Climate data for Akimiski Island
| Month | Jan | Feb | Mar | Apr | May | Jun | Jul | Aug | Sep | Oct | Nov | Dec | Year |
| Mean daily maximum °C (°F) | −14 (7) | −12 (10) | −6 (21) | 1 (34) | 10 (50) | 17 (63) | 19 (66) | 19 (66) | 13 (55) | 6 (43) | −1 (30) | −9 (16) | 4 (38) |
| Mean daily minimum °C (°F) | −23 (−9) | −22 (−8) | −16 (3) | −7 (19) | −1 (30) | 3 (37) | 6 (43) | 8 (46) | 5 (41) | 1 (34) | −6 (21) | −17 (1) | −6 (22) |
| Average precipitation mm (inches) | 23 (0.9) | 18 (0.7) | 30 (1.2) | 35 (1.4) | 44 (1.7) | 57 (2.2) | 58 (2.3) | 56 (2.2) | 55 (2.2) | 60 (2.4) | 45 (1.8) | 27 (1.1) | 508 (20.1) |
Source:

==Conservation==

Akimiski Island is the site of the Akimiski Island Migratory Bird Sanctuary, a Canadian Important Bird Area, site #NU036. Its eastern portion is also a federal Migratory Bird Sanctuary, and much of the coastline is a Key Migratory Bird Terrestrial Habitat site.

==Fauna==
The coastal waters and wetlands of Akimiski Island (and James Bay in general) are important feeding grounds for many varieties of migratory birds.

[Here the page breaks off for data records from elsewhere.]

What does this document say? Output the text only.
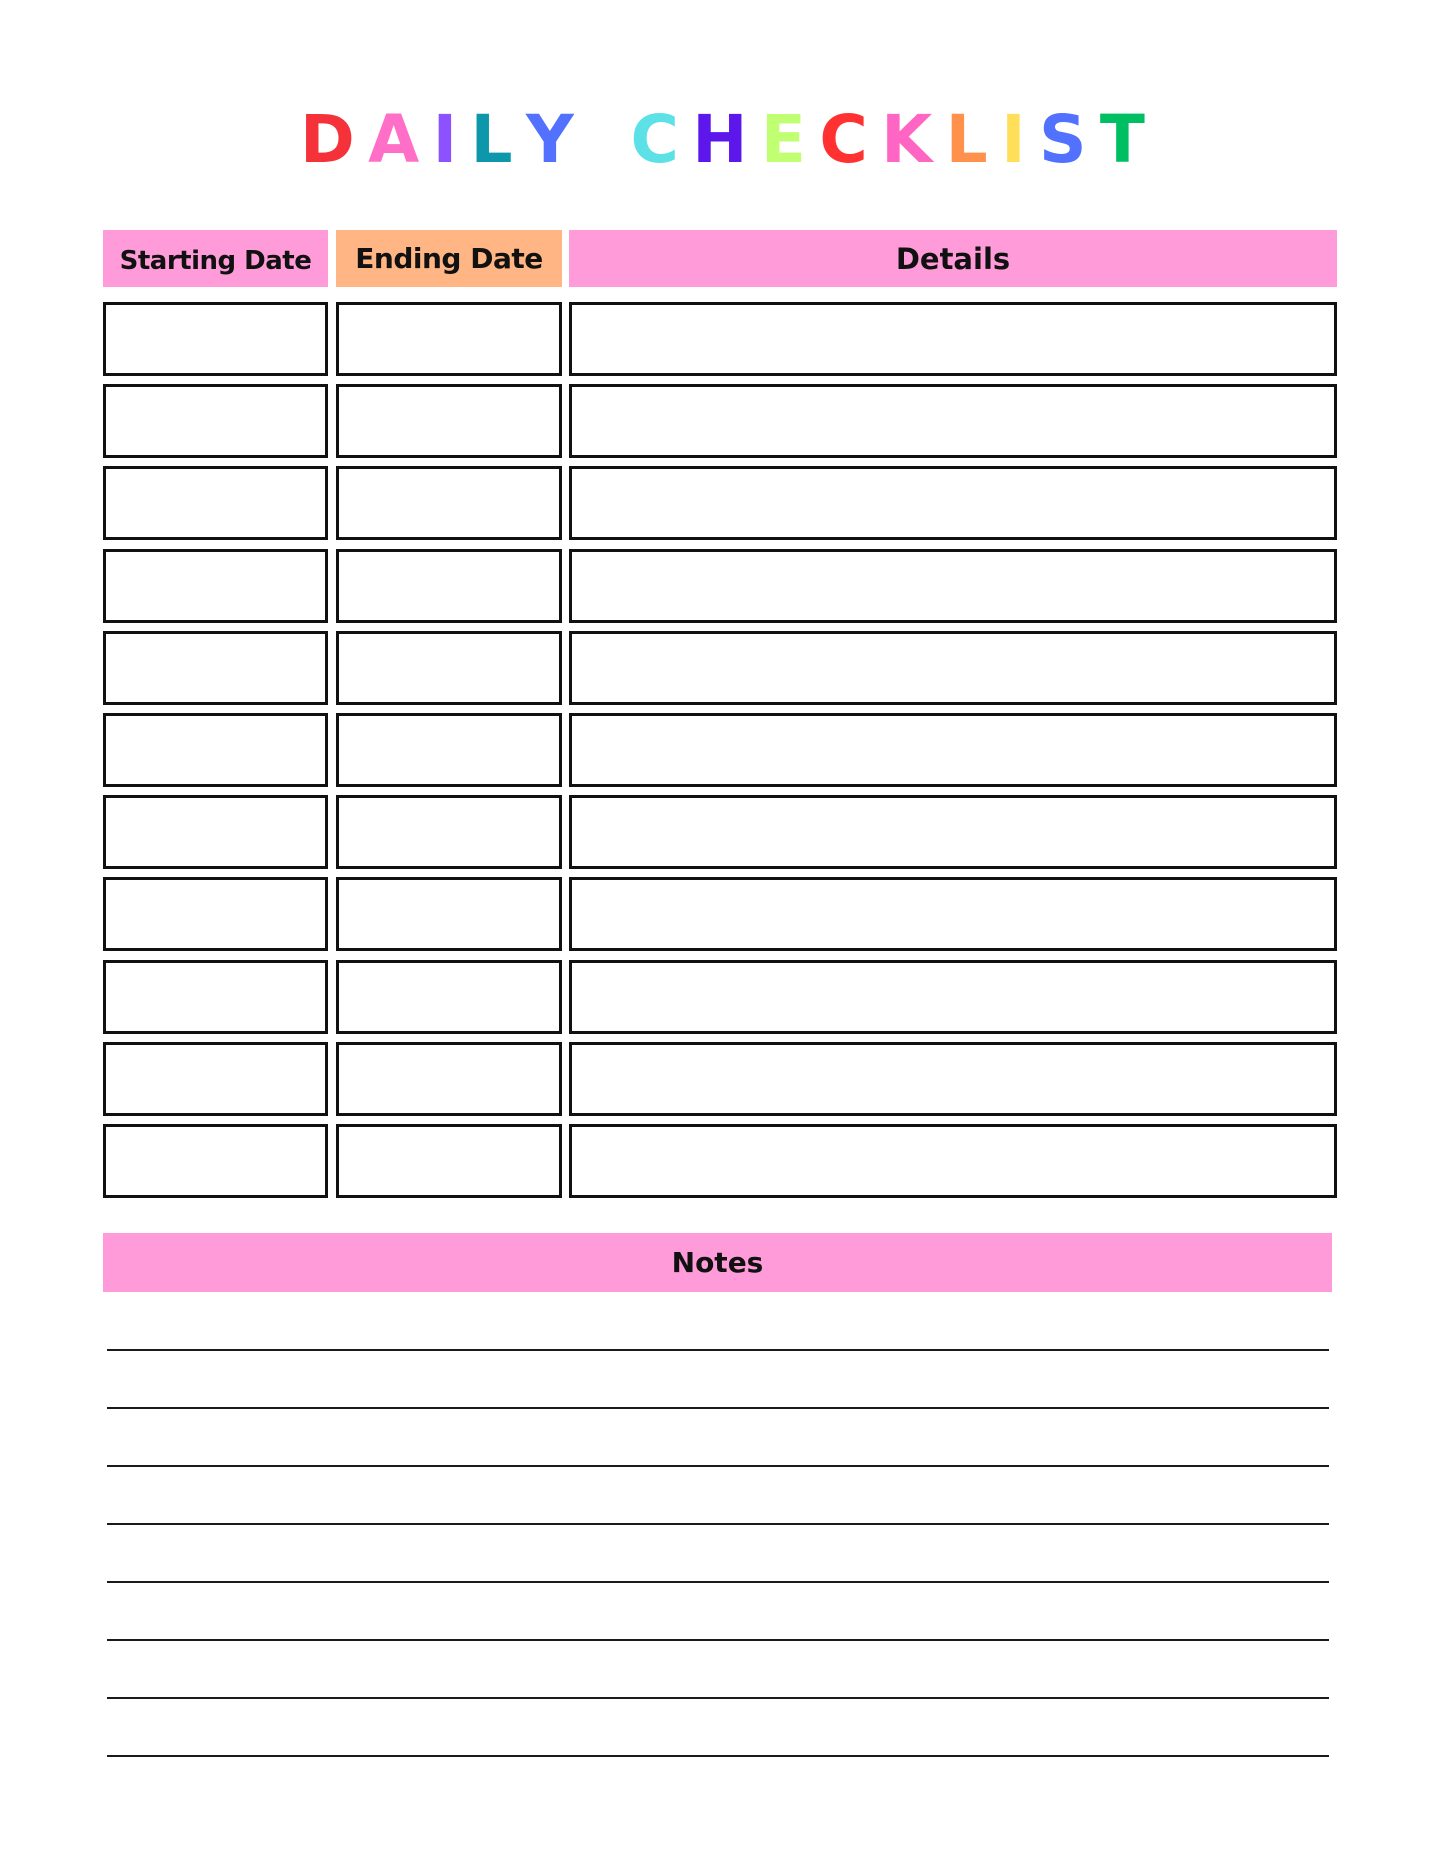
D A I L Y C H E C K L I S T
Starting Date	Ending Date	Details
Notes
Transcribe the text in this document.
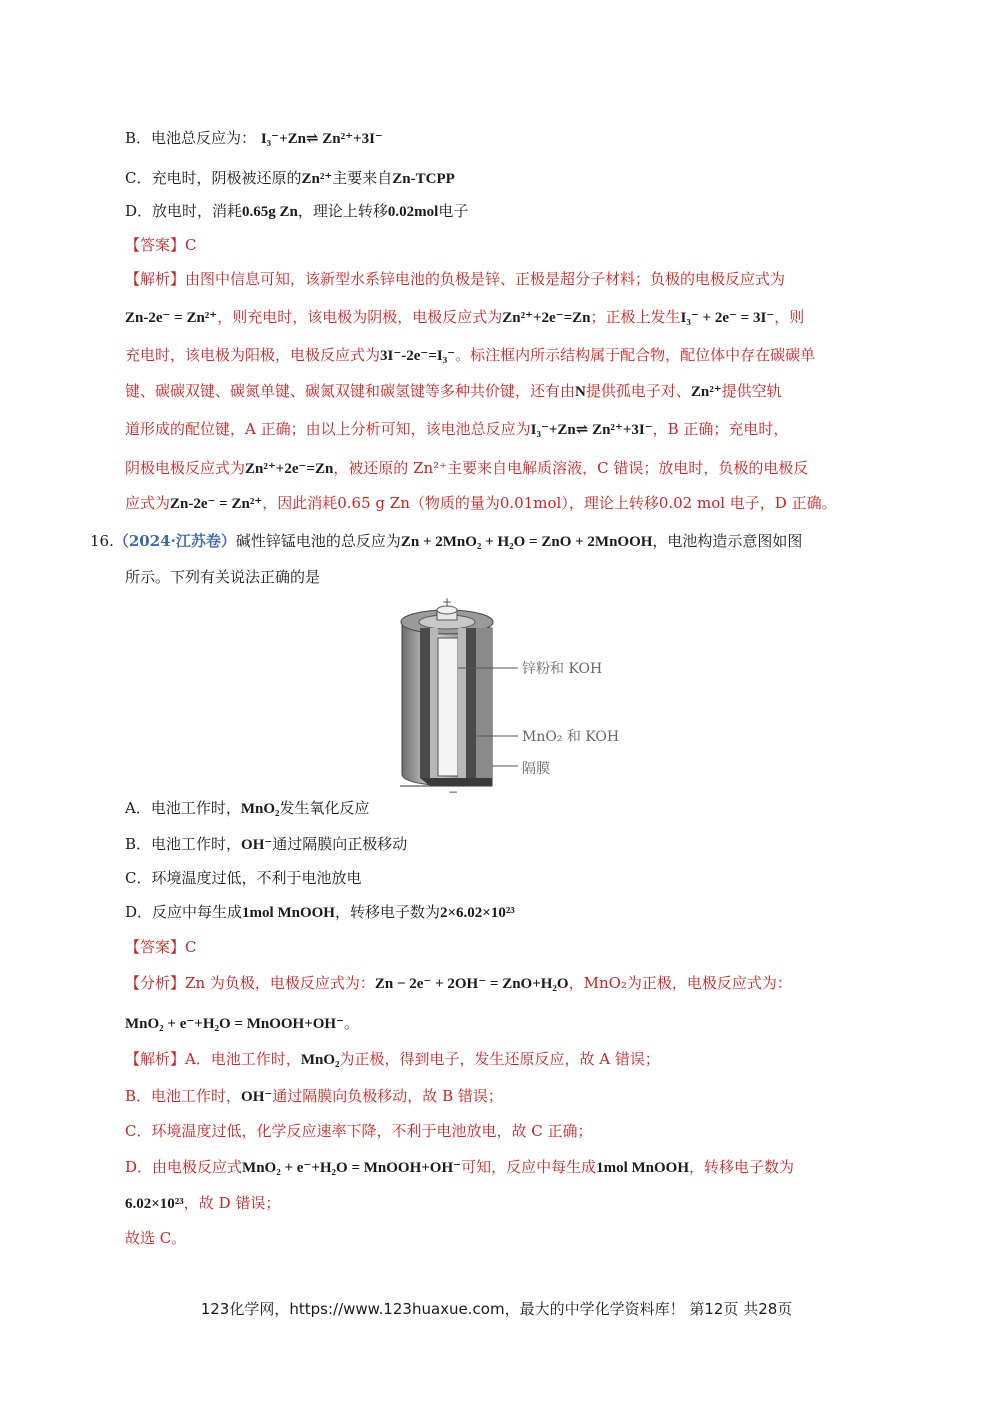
B．电池总反应为： I₃⁻+Zn⇌ Zn²⁺+3I⁻
C．充电时，阴极被还原的Zn²⁺主要来自Zn-TCPP
D．放电时，消耗0.65g Zn，理论上转移0.02mol电子
【答案】C
【解析】由图中信息可知，该新型水系锌电池的负极是锌、正极是超分子材料；负极的电极反应式为
Zn-2e⁻ = Zn²⁺，则充电时，该电极为阴极，电极反应式为Zn²⁺+2e⁻=Zn；正极上发生I₃⁻ + 2e⁻ = 3I⁻，则
充电时，该电极为阳极，电极反应式为3I⁻-2e⁻=I₃⁻。标注框内所示结构属于配合物，配位体中存在碳碳单
键、碳碳双键、碳氮单键、碳氮双键和碳氢键等多种共价键，还有由N提供孤电子对、Zn²⁺提供空轨
道形成的配位键，A 正确；由以上分析可知，该电池总反应为I₃⁻+Zn⇌ Zn²⁺+3I⁻，B 正确；充电时，
阴极电极反应式为Zn²⁺+2e⁻=Zn，被还原的 Zn²⁺主要来自电解质溶液，C 错误；放电时，负极的电极反
应式为Zn-2e⁻ = Zn²⁺，因此消耗0.65 g Zn（物质的量为0.01mol），理论上转移0.02 mol 电子，D 正确。
16.（2024·江苏卷）碱性锌锰电池的总反应为Zn + 2MnO₂ + H₂O = ZnO + 2MnOOH，电池构造示意图如图
所示。下列有关说法正确的是
+
−
锌粉和 KOH
MnO₂ 和 KOH
隔膜
A．电池工作时，MnO₂发生氧化反应
B．电池工作时，OH⁻通过隔膜向正极移动
C．环境温度过低，不利于电池放电
D．反应中每生成1mol MnOOH，转移电子数为2×6.02×10²³
【答案】C
【分析】Zn 为负极，电极反应式为：Zn − 2e⁻ + 2OH⁻ = ZnO+H₂O，MnO₂为正极，电极反应式为：
MnO₂ + e⁻+H₂O = MnOOH+OH⁻。
【解析】A．电池工作时，MnO₂为正极，得到电子，发生还原反应，故 A 错误；
B．电池工作时，OH⁻通过隔膜向负极移动，故 B 错误；
C．环境温度过低，化学反应速率下降，不利于电池放电，故 C 正确；
D．由电极反应式MnO₂ + e⁻+H₂O = MnOOH+OH⁻可知，反应中每生成1mol MnOOH，转移电子数为
6.02×10²³，故 D 错误；
故选 C。
123化学网，https://www.123huaxue.com，最大的中学化学资料库！ 第12页 共28页
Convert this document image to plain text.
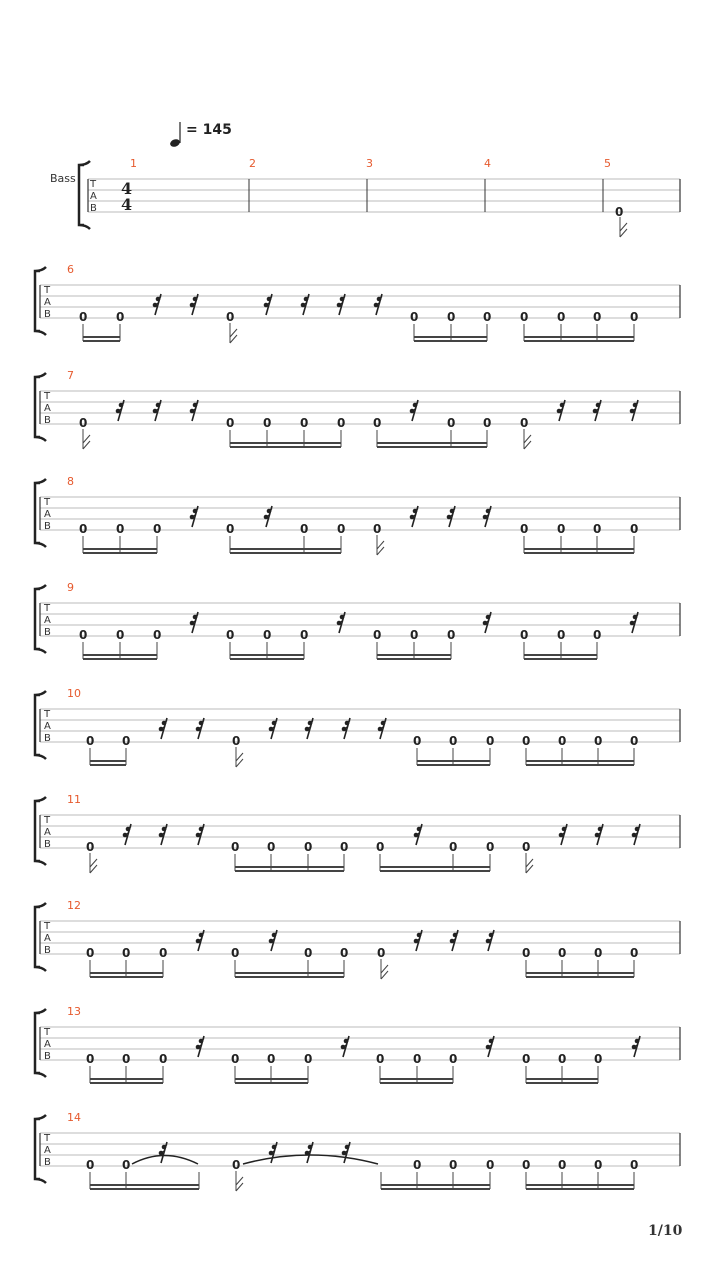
= 145
Bass T
A
B
4
4
1	2	3	4	5
0
T
A
B
6
0 0	0	0 0 0 0 0 0 0
T
A
B
7
0	0 0 0 0 0	0 0 0
T
A
B
8
0 0 0	0	0 0 0	0 0 0 0
T
A
B
9
0 0 0	0 0 0	0 0 0	0 0 0
T
A
B
10
0 0	0	0 0 0 0 0 0 0
T
A
B
11
0	0 0 0 0 0	0 0 0
T
A
B
12
0 0 0	0	0 0 0	0 0 0 0
T
A
B
13
0 0 0	0 0 0	0 0 0	0 0 0
T
A
B
14
0 0	0	0 0 0 0 0 0 0
1/10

Notable species include:
- Atlantic brant
- Canada goose
- Lesser snow goose
- Marbled godwit
- Semipalmated sandpiper
Because James Bay and Hudson Bay are funnel-shaped, migrating birds from the Arctic concentrate in this area. During fall migration, an abundance of birds with both adults and young are present. In the springtime, the birds tend to reside in the southern areas of James Bay until the northern section thaws.
Among mammals, ringed seals, polar bears, and beluga whales can be found in the area.